В рамках обвинительной речи предъявление этого симпатичного самообраза подхватывает тему женственности, попавшей в I строфе под удар, но теперь предстающей, наконец, во всем своем блеске. К этому, однако, мстительный заряд II строфы не сводится.

Легким росчерком набрасывается адюльтерная ситуация в стиле ранней АА: свидание на пригородном — удаленном от Парижа — полустанке с, надо полагать, неким соперником героя. Разумеется, это только пунктирный намек. Но факт, что свои воображаемые заграничные романы АА настойчиво связывала с мотивом внешнего помолодения/постарения. Так, стихотворение о мысленном путешествии по морю для встречи с тем же Анрепом, «Просыпаться на рассвете…» (1917)[266], АА закончила строкой С каждым часом молодеть, — имея в виду после разлуки предстать перед партнером такой же прекрасной, как прежде. Напротив, в более поздней элегии «Меня, как реку…» (1945) смена партнеров в заграничной жизни связывается с морщинкой, знаменующей плату за богатство пережитого: <…> и в новую любовь Входить, как в зеркало, с тупым сознаньем Измены и еще вчера не бывшей Морщинкой… Как молодеть, так и морщинка предполагают зеркало или точку зрения со стороны; в «Прав, что не взял…» на роль наблюдателя, в глазу которого находится красота героини, взяты читатели.
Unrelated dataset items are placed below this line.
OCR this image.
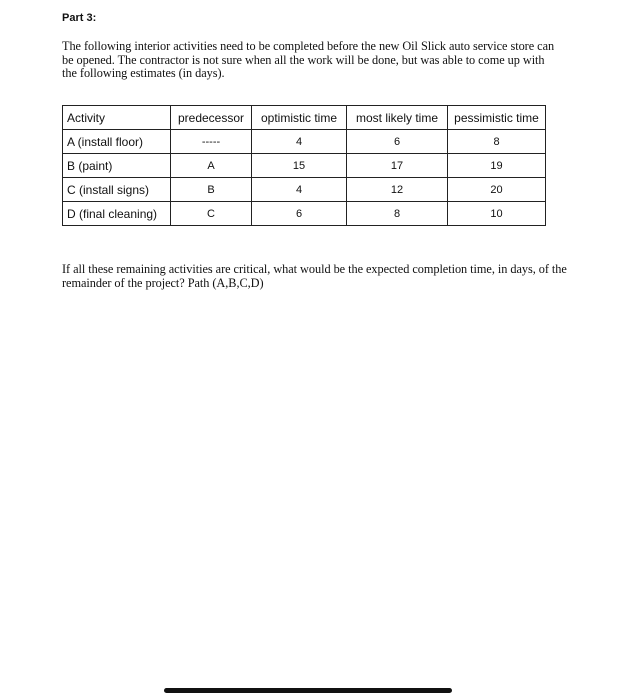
Part 3:

The following interior activities need to be completed before the new Oil Slick auto service store can be opened. The contractor is not sure when all the work will be done, but was able to come up with the following estimates (in days).

Activity	predecessor	optimistic time	most likely time	pessimistic time
A (install floor)	-----	4	6	8
B (paint)	A	15	17	19
C (install signs)	B	4	12	20
D (final cleaning)	C	6	8	10

If all these remaining activities are critical, what would be the expected completion time, in days, of the remainder of the project? Path (A,B,C,D)
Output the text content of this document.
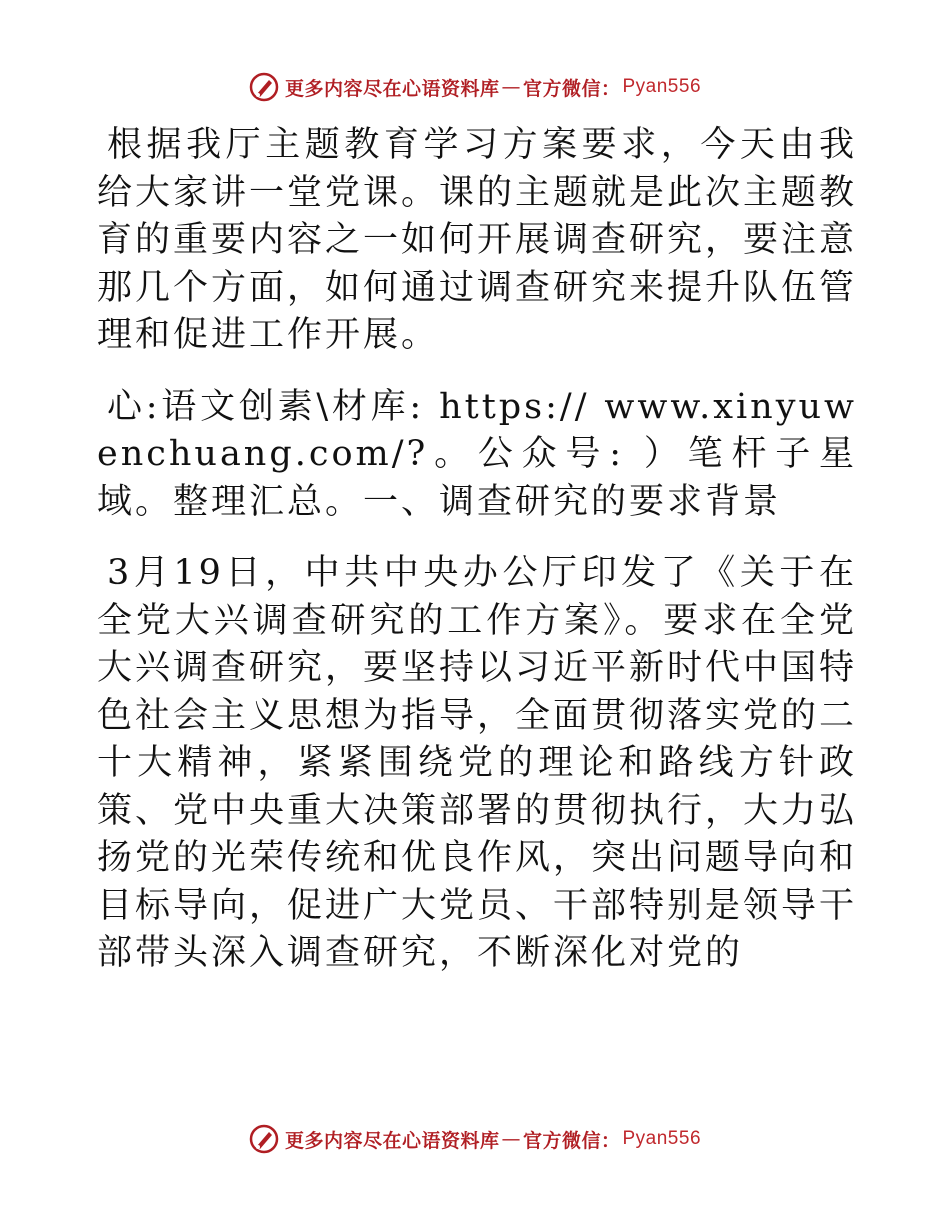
更多内容尽在心语资料库 — 官方微信： Pyan556

根据我厅主题教育学习方案要求，今天由我给大家讲一堂党课。课的主题就是此次主题教育的重要内容之一如何开展调查研究，要注意那几个方面，如何通过调查研究来提升队伍管理和促进工作开展。

心:语文创素\材库: https:// www.xinyuwenchuang.com/?。公众号: ）笔杆子星域。整理汇总。一、调查研究的要求背景

3月19日，中共中央办公厅印发了《关于在全党大兴调查研究的工作方案》。要求在全党大兴调查研究，要坚持以习近平新时代中国特色社会主义思想为指导，全面贯彻落实党的二十大精神，紧紧围绕党的理论和路线方针政策、党中央重大决策部署的贯彻执行，大力弘扬党的光荣传统和优良作风，突出问题导向和目标导向，促进广大党员、干部特别是领导干部带头深入调查研究，不断深化对党的

更多内容尽在心语资料库 — 官方微信： Pyan556
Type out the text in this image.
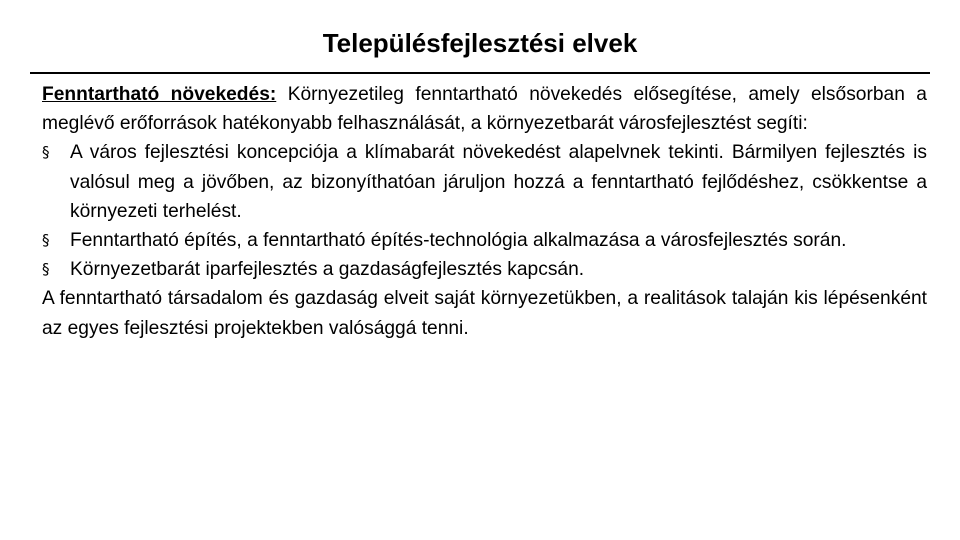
Településfejlesztési elvek

Fenntartható növekedés: Környezetileg fenntartható növekedés elősegítése, amely elsősorban a meglévő erőforrások hatékonyabb felhasználását, a környezetbarát városfejlesztést segíti:

§	A város fejlesztési koncepciója a klímabarát növekedést alapelvnek tekinti. Bármilyen fejlesztés is valósul meg a jövőben, az bizonyíthatóan járuljon hozzá a fenntartható fejlődéshez, csökkentse a környezeti terhelést.
§	Fenntartható építés, a fenntartható építés-technológia alkalmazása a városfejlesztés során.
§	Környezetbarát iparfejlesztés a gazdaságfejlesztés kapcsán.

A fenntartható társadalom és gazdaság elveit saját környezetükben, a realitások talaján kis lépésenként az egyes fejlesztési projektekben valósággá tenni.
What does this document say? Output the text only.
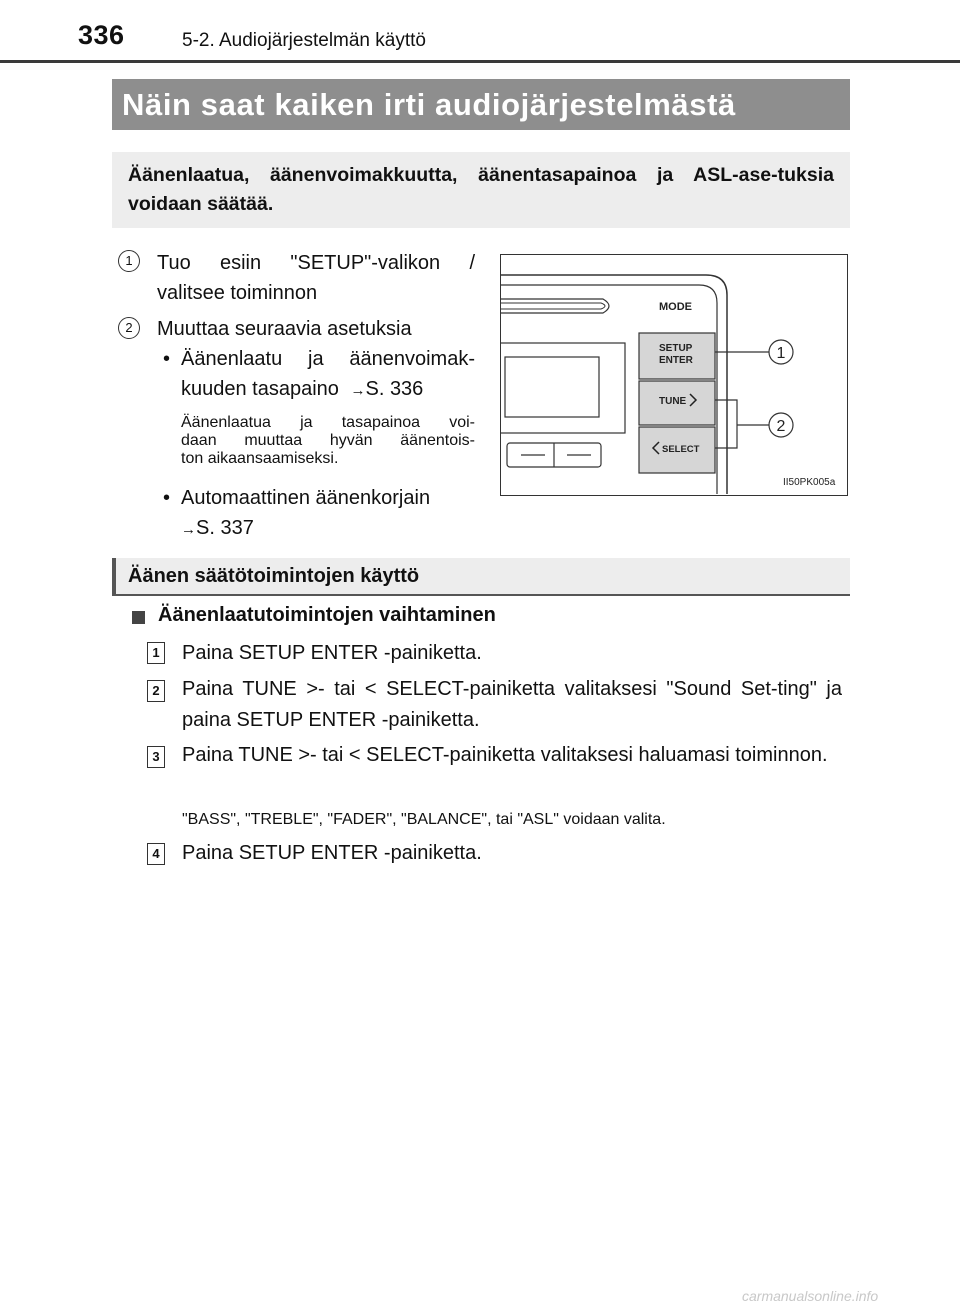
336	5-2. Audiojärjestelmän käyttö
Näin saat kaiken irti audiojärjestelmästä
Äänenlaatua, äänenvoimakkuutta, äänentasapainoa ja ASL-ase-tuksia voidaan säätää.
1	Tuo esiin "SETUP"-valikon /
valitsee toiminnon
2	Muuttaa seuraavia asetuksia
• Äänenlaatu ja äänenvoimak-
kuuden tasapaino →S. 336
Äänenlaatua ja tasapainoa voi-
daan muuttaa hyvän äänentois-
ton aikaansaamiseksi.
• Automaattinen äänenkorjain
→S. 337
MODE
SETUP
ENTER
TUNE
SELECT
1
2
II50PK005a
Äänen säätötoimintojen käyttö
Äänenlaatutoimintojen vaihtaminen
1 Paina SETUP ENTER -painiketta.
2 Paina TUNE >- tai < SELECT-painiketta valitaksesi "Sound Set-ting" ja paina SETUP ENTER -painiketta.
3 Paina TUNE >- tai < SELECT-painiketta valitaksesi haluamasi toiminnon.
"BASS", "TREBLE", "FADER", "BALANCE", tai "ASL" voidaan valita.
4 Paina SETUP ENTER -painiketta.
carmanualsonline.info
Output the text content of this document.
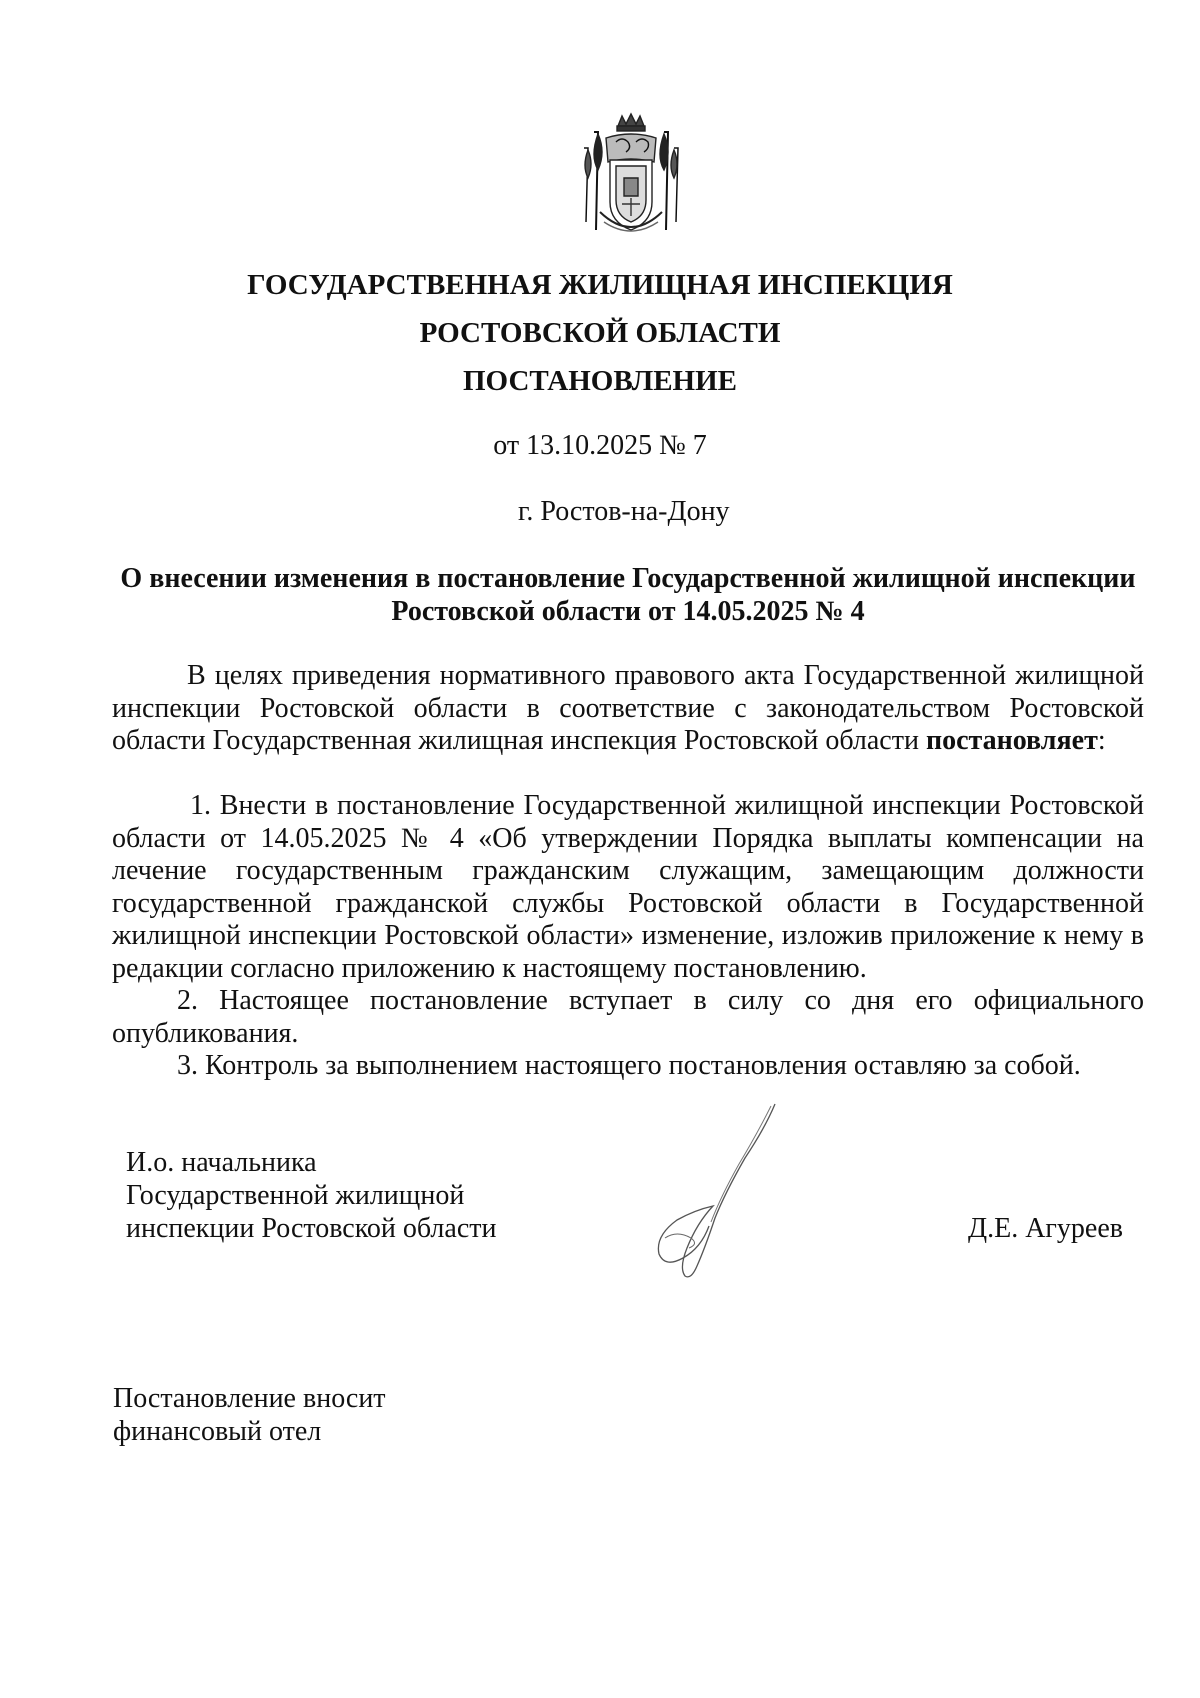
ГОСУДАРСТВЕННАЯ ЖИЛИЩНАЯ ИНСПЕКЦИЯ
РОСТОВСКОЙ ОБЛАСТИ
ПОСТАНОВЛЕНИЕ
от 13.10.2025 № 7
г. Ростов-на-Дону
О внесении изменения в постановление Государственной жилищной инспекции
Ростовской области от 14.05.2025 № 4

В целях приведения нормативного правового акта Государственной жилищной инспекции Ростовской области в соответствие с законодательством Ростовской области Государственная жилищная инспекция Ростовской области постановляет:

1. Внести в постановление Государственной жилищной инспекции Ростовской области от 14.05.2025 № 4 «Об утверждении Порядка выплаты компенсации на лечение государственным гражданским служащим, замещающим должности государственной гражданской службы Ростовской области в Государственной жилищной инспекции Ростовской области» изменение, изложив приложение к нему в редакции согласно приложению к настоящему постановлению.

2. Настоящее постановление вступает в силу со дня его официального опубликования.

3. Контроль за выполнением настоящего постановления оставляю за собой.

И.о. начальника
Государственной жилищной
инспекции Ростовской области	Д.Е. Агуреев
Постановление вносит
финансовый отел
Оскорбительность финальной мизансцены — в том, что и под чуждым небосклоном АА все равно изменяла бы партнеру, как она делала это почти со всеми своими мужьями и любовниками. Но, чтобы приглушить адюльтерный мотив, подрывающий этическую безупречность героини, АА дает его под знаком уступительного увы, возвращающего текст к аскетической риторике начала.

* * *

Несколько слов в заключение. Прежде всего, следует извиниться за предварительность этих заметок. Впрочем, предварительны они главным образом в отношении разработанности модели — полноты охвата и систематизации материала, точности в формулировке инвариантов и выразительных конструкций всех уровней, и опробованности на монографических разборах большого числа текстов. Более или менее окончательными представляются очерченные здесь общие контуры (жизне)творческого облика АА, проблематичные для солидарного ахматоведения, основанного самой поэтессой[267] и потому оксюморонно сочетавшего черты науки и пиара. Богатейшее разнообразие, артистизм и филигранность решения узкого круга тем, ахматовское искусство создавать «much ado about nothing», органически созвучное ее центральной установке на «силу через слабость», — благодарное поле для будущих исследований, одним из любопытных участков которого является театрально-жестовая компонента «женского» мастерства поэтессы.

Кстати, о «женскости». Если что продолжает оставаться загадкой в феномене АА, это как раз его гендерная природа. До сих пор среди истолкователей нет согласия в вопросе, о чем все-таки ее стихи: о любви или о чем-то другом — страдании, стойкости, самолюбовании, правоте, славе, власти. Если о любви, то почему о преимущественно несчастной, без заветной «близости», — хотя в своей жизни АА, продиктовавшая П. Н. Лукницкому свой донжуанский список, сменила немало партнеров? Одна из психоаналитических трактовок образа Дон-Жуана состоит в том, что женщин он бесконечно меняет потому, что ищет, сам того не зная, мужчину. Аналогичной — лесбийской — подоплекой бесплодности ахматовского любовного квеста, причем полностью вытесненной (в отличие, скажем, от гомосексуализма у Кузмина) из ее стихов, может объясняться последовательно авгурская риторика скрытности, недоговоренности, тайны, характерная для поэзии АА. Это не противоречило бы данным о предположительных романах АА с женщинами (в частности, Ольгой Глебовой-Судейкиной и Фаиной Раневской)[268], а также той ауре счастливой, иногда оргиастической гармонии, которой окружены в ее стихах контакты с женским двойником — Музой[269]. Последнее тем интереснее, что в этом случае привычная апроприация поэтессой элементов мужской лирики приобретает дополнительные авто- и гомоэротические обертоны[270].

Addendum

При прохождении этой статьи через редактуру, каковой ввиду ахматовской тематики оказалась редактура Р. Д. Тименчика, значащегося главным специалистом в этой области, нам пришлось столкнуться с беспрецедентным в нашем постсоветском опыте вмешательством редактора

в содержание публикации. Мы бы просто забрали статью, чтобы поместить ее где-нибудь еще, но, поскольку дело шло о юбилейном приношении другу, специально написанном по приглашению составителей, мы сочли возможным уступить давлению и согласиться на частичную порчу текста. В настоящей версии пострадавшие места публикуются в неподцензурном виде.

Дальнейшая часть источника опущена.